分生组织功能由许多影响激素水平的基因来支撑,这些基因最终控制叶序,向开花的过渡和总体生长特性。I类KNOX基因是此过程的主要贡献者,可促进细胞分裂素的生物合成,但抑制赤霉素的产生以调节复制能力。我们确定了KNOX1突变体brevipedicellus(bp)的抑制突变体,我们称其为flasher(fsh),该突变体促进茎和花梗的伸长,抑制早期衰老,并对生殖发育产生负面影响。基于图的克隆和互补测试表明fsh是由于黄素单加氧酶的E40K变化GS‐OX5,一种编码芥子油苷(GSL)修饰酶的基因。体外酶法测定显示,fsh很难将底物转化为产物,但抑制线中几种GSL的水平较高,这意味着FSH参与了对GSL通量的反馈控制。
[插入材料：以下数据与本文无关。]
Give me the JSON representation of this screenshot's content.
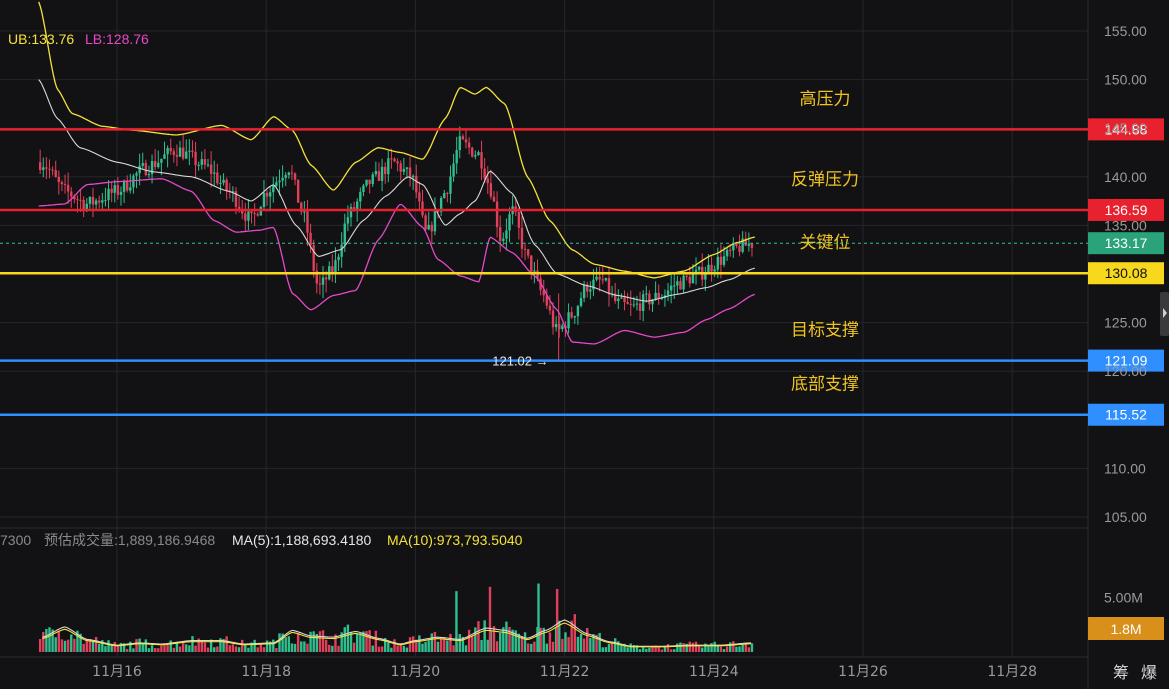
{
  "legend_top": {
    "ub": "UB:133.76",
    "lb": "LB:128.76"
  },
  "legend_volume": {
    "prefix": "7300",
    "estimated": "预估成交量:1,889,186.9468",
    "ma5": "MA(5):1,188,693.4180",
    "ma10": "MA(10):973,793.5040"
  },
  "colors": {
    "background": "#121214",
    "grid": "#26262a",
    "up": "#2fbf8f",
    "down": "#e0405a",
    "upper_band": "#f5e23a",
    "lower_band": "#e548c8",
    "mid_band": "#d8d8d8",
    "resistance": "#e8212e",
    "key_level": "#f7d81d",
    "support": "#2f8fff",
    "annotation": "#f0c420",
    "axis_text": "#9a9a9a"
  },
  "chart_data": [
    {
      "type": "candlestick",
      "title": "",
      "y_axis_ticks": [
        "155.00",
        "150.00",
        "145.00",
        "140.00",
        "135.00",
        "125.00",
        "120.00",
        "110.00",
        "105.00"
      ],
      "y_axis_tick_values": [
        155,
        150,
        145,
        140,
        135,
        125,
        120,
        110,
        105
      ],
      "ylim": [
        103,
        157.5
      ],
      "x_axis_ticks": [
        "11月16",
        "11月18",
        "11月20",
        "11月22",
        "11月24",
        "11月26",
        "11月28"
      ],
      "x_range_days": [
        14.95,
        29.5
      ],
      "horizontal_levels": [
        {
          "value": 144.88,
          "label": "144.88",
          "annotation": "高压力",
          "kind": "resistance"
        },
        {
          "value": 136.59,
          "label": "136.59",
          "annotation": "反弹压力",
          "kind": "resistance"
        },
        {
          "value": 130.08,
          "label": "130.08",
          "annotation": "关键位",
          "kind": "key"
        },
        {
          "value": 121.09,
          "label": "121.09",
          "annotation": "目标支撑",
          "kind": "support"
        },
        {
          "value": 115.52,
          "label": "115.52",
          "annotation": "底部支撑",
          "kind": "support"
        }
      ],
      "current_price": {
        "value": 133.17,
        "label": "133.17"
      },
      "low_marker": {
        "value": 121.02,
        "label": "121.02 →"
      },
      "bollinger_anchors": {
        "upper": [
          [
            14.95,
            158
          ],
          [
            15.2,
            149
          ],
          [
            15.4,
            146.5
          ],
          [
            15.8,
            145.2
          ],
          [
            16.2,
            144.8
          ],
          [
            16.8,
            144.3
          ],
          [
            17.4,
            145.3
          ],
          [
            17.8,
            143.8
          ],
          [
            18.1,
            146.2
          ],
          [
            18.35,
            144.8
          ],
          [
            18.6,
            141.2
          ],
          [
            18.9,
            138.6
          ],
          [
            19.2,
            141.5
          ],
          [
            19.5,
            143
          ],
          [
            19.8,
            142.5
          ],
          [
            20.1,
            141.8
          ],
          [
            20.4,
            146
          ],
          [
            20.6,
            149.2
          ],
          [
            20.8,
            148.5
          ],
          [
            20.95,
            149.2
          ],
          [
            21.2,
            147.5
          ],
          [
            21.5,
            140
          ],
          [
            21.8,
            135.5
          ],
          [
            22.1,
            132.5
          ],
          [
            22.4,
            131
          ],
          [
            22.8,
            130.3
          ],
          [
            23.2,
            129.6
          ],
          [
            23.6,
            130.3
          ],
          [
            24.0,
            132
          ],
          [
            24.3,
            133.2
          ],
          [
            24.55,
            133.8
          ]
        ],
        "middle": [
          [
            14.95,
            150
          ],
          [
            15.2,
            146
          ],
          [
            15.5,
            143
          ],
          [
            16.0,
            141.5
          ],
          [
            16.5,
            140.5
          ],
          [
            17.0,
            140
          ],
          [
            17.5,
            138.5
          ],
          [
            17.8,
            137.5
          ],
          [
            18.1,
            139.2
          ],
          [
            18.4,
            135
          ],
          [
            18.7,
            131.8
          ],
          [
            19.0,
            132.5
          ],
          [
            19.3,
            135.5
          ],
          [
            19.6,
            138
          ],
          [
            19.9,
            140
          ],
          [
            20.1,
            139.2
          ],
          [
            20.4,
            135
          ],
          [
            20.6,
            136.2
          ],
          [
            20.8,
            137.5
          ],
          [
            21.0,
            140.6
          ],
          [
            21.3,
            138.3
          ],
          [
            21.6,
            133
          ],
          [
            21.9,
            130
          ],
          [
            22.3,
            128.8
          ],
          [
            22.7,
            127.8
          ],
          [
            23.1,
            127.2
          ],
          [
            23.5,
            127.9
          ],
          [
            23.9,
            128.6
          ],
          [
            24.2,
            129.4
          ],
          [
            24.55,
            130.6
          ]
        ],
        "lower": [
          [
            14.95,
            137
          ],
          [
            15.3,
            137.2
          ],
          [
            15.6,
            139.2
          ],
          [
            16.0,
            139.5
          ],
          [
            16.6,
            139.8
          ],
          [
            17.0,
            138.5
          ],
          [
            17.3,
            135.5
          ],
          [
            17.6,
            134.3
          ],
          [
            17.9,
            134.5
          ],
          [
            18.1,
            134.8
          ],
          [
            18.35,
            128
          ],
          [
            18.6,
            126.3
          ],
          [
            18.9,
            127.8
          ],
          [
            19.2,
            128.3
          ],
          [
            19.5,
            133.5
          ],
          [
            19.8,
            137.2
          ],
          [
            20.1,
            134.8
          ],
          [
            20.3,
            131.5
          ],
          [
            20.6,
            129.8
          ],
          [
            20.85,
            129.2
          ],
          [
            21.0,
            133.8
          ],
          [
            21.3,
            132.2
          ],
          [
            21.6,
            129.8
          ],
          [
            21.9,
            126.3
          ],
          [
            22.1,
            123
          ],
          [
            22.4,
            122.8
          ],
          [
            22.8,
            124.2
          ],
          [
            23.2,
            123.5
          ],
          [
            23.6,
            124
          ],
          [
            23.9,
            125.3
          ],
          [
            24.2,
            126.4
          ],
          [
            24.55,
            127.9
          ]
        ]
      },
      "price_path_anchors": [
        [
          15.0,
          141.5
        ],
        [
          15.3,
          138.5
        ],
        [
          15.6,
          137.2
        ],
        [
          16.0,
          138.5
        ],
        [
          16.4,
          141
        ],
        [
          16.8,
          142.8
        ],
        [
          17.2,
          141
        ],
        [
          17.5,
          138.5
        ],
        [
          17.8,
          135.5
        ],
        [
          18.0,
          138.5
        ],
        [
          18.3,
          141
        ],
        [
          18.5,
          136
        ],
        [
          18.7,
          128.5
        ],
        [
          18.9,
          130.5
        ],
        [
          19.1,
          136
        ],
        [
          19.4,
          139.5
        ],
        [
          19.7,
          141.5
        ],
        [
          19.95,
          140
        ],
        [
          20.15,
          134
        ],
        [
          20.4,
          138.5
        ],
        [
          20.6,
          143.5
        ],
        [
          20.85,
          142.3
        ],
        [
          21.0,
          139
        ],
        [
          21.15,
          133.5
        ],
        [
          21.3,
          136.5
        ],
        [
          21.5,
          131.5
        ],
        [
          21.7,
          128
        ],
        [
          21.9,
          124
        ],
        [
          22.1,
          125.8
        ],
        [
          22.3,
          128.8
        ],
        [
          22.5,
          129.3
        ],
        [
          22.7,
          127
        ],
        [
          22.9,
          126.5
        ],
        [
          23.1,
          127.3
        ],
        [
          23.3,
          127.8
        ],
        [
          23.5,
          129
        ],
        [
          23.8,
          130
        ],
        [
          24.1,
          131.5
        ],
        [
          24.35,
          132.8
        ],
        [
          24.55,
          133.2
        ]
      ],
      "volume_panel": {
        "y_axis_ticks": [
          "5.00M"
        ],
        "y_axis_tick_values": [
          5.0
        ],
        "ylim_millions": [
          0,
          9.2
        ],
        "current_volume_label": "1.8M",
        "volume_anchors_millions": [
          [
            15.0,
            1.3
          ],
          [
            15.3,
            2.2
          ],
          [
            15.6,
            1.1
          ],
          [
            16.0,
            0.6
          ],
          [
            16.3,
            0.8
          ],
          [
            16.6,
            0.7
          ],
          [
            17.0,
            1.0
          ],
          [
            17.4,
            1.0
          ],
          [
            17.7,
            0.7
          ],
          [
            18.1,
            0.8
          ],
          [
            18.35,
            1.9
          ],
          [
            18.6,
            1.4
          ],
          [
            18.9,
            1.3
          ],
          [
            19.2,
            1.8
          ],
          [
            19.5,
            1.2
          ],
          [
            19.8,
            0.7
          ],
          [
            20.0,
            1.0
          ],
          [
            20.3,
            1.3
          ],
          [
            20.6,
            1.1
          ],
          [
            20.95,
            2.1
          ],
          [
            21.2,
            1.9
          ],
          [
            21.5,
            1.2
          ],
          [
            21.75,
            1.9
          ],
          [
            22.0,
            2.8
          ],
          [
            22.3,
            1.6
          ],
          [
            22.6,
            0.9
          ],
          [
            22.9,
            0.5
          ],
          [
            23.3,
            0.5
          ],
          [
            23.7,
            0.6
          ],
          [
            24.1,
            0.6
          ],
          [
            24.5,
            0.8
          ]
        ],
        "volume_spikes_millions": [
          [
            20.55,
            5.6
          ],
          [
            21.0,
            6.0
          ],
          [
            21.65,
            6.3
          ],
          [
            21.9,
            5.8
          ]
        ]
      }
    }
  ]
}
FSH主要在脉管系统中表达,与BP的模式没有明显重叠,这意味着通过一种或多种GSL代谢物的分生组织控制的非细胞自主模式。激素分析显示,细胞分裂素水平的bp较低,但是fsh通过激活细胞分裂素生物合成基因将细胞分裂素水平恢复至接近正常水平。此外,茉莉fsh抑制子显着低于bp中的抑制子,这可能是由于JA失活基因表达升高所致。这些观察结果表明,GSL途径参与产生一种或多种生长的负效应物,其通过改变激素调节剂的平衡来影响花序结构和繁殖力。
更新日期:2020-06-12
中文翻译:
闪光剂,是芥子油苷修饰酶中的一种新型突变,可改变植物结构和荷尔蒙稳态。
分生组织功能由许多影响激素水平的基因来支撑,这些基因最终控制叶序,向开花的过渡和总体生长特性。I类KNOX基因是此过程的主要贡献者,可促进细胞分裂素的生物合成,但抑制赤霉素的产生以调节复制能力。我们确定了KNOX1突变体brevipedicellus(bp)的抑制突变体,我们称其为flasher(fsh),该突变体促进茎和花梗的伸长,抑制早期衰老,并对生殖发育产生负面影响。基于图的克隆和互补测试表明fsh是由于黄素单加氧酶的E40K变化GS‐OX5,一种编码芥子油苷(GSL)修饰酶的基因。体外酶法测定显示,fsh很难将底物转化为产物,但抑制线中几种GSL的水平较高,这意味着FSH参与了对GSL通量的反馈控制。FSH主要在脉管系统中表达,与BP的模式没有明显重叠,这意味着通过一种或多种GSL代谢物的分生组织控制的非细胞自主模式。激素分析显示,细胞分裂素水平的bp较低,但是fsh通过激活细胞分裂素生物合成基因将细胞分裂素水平恢复至接近正常水平。此外,茉莉fsh抑制子显着低于bp中的抑制子,这可能是由于JA失活基因表达升高所致。这些观察结果表明,GSL途径参与产生一种或多种生长的负效应物,其通过改变激素调节剂的平衡来影响花序结构和繁殖力。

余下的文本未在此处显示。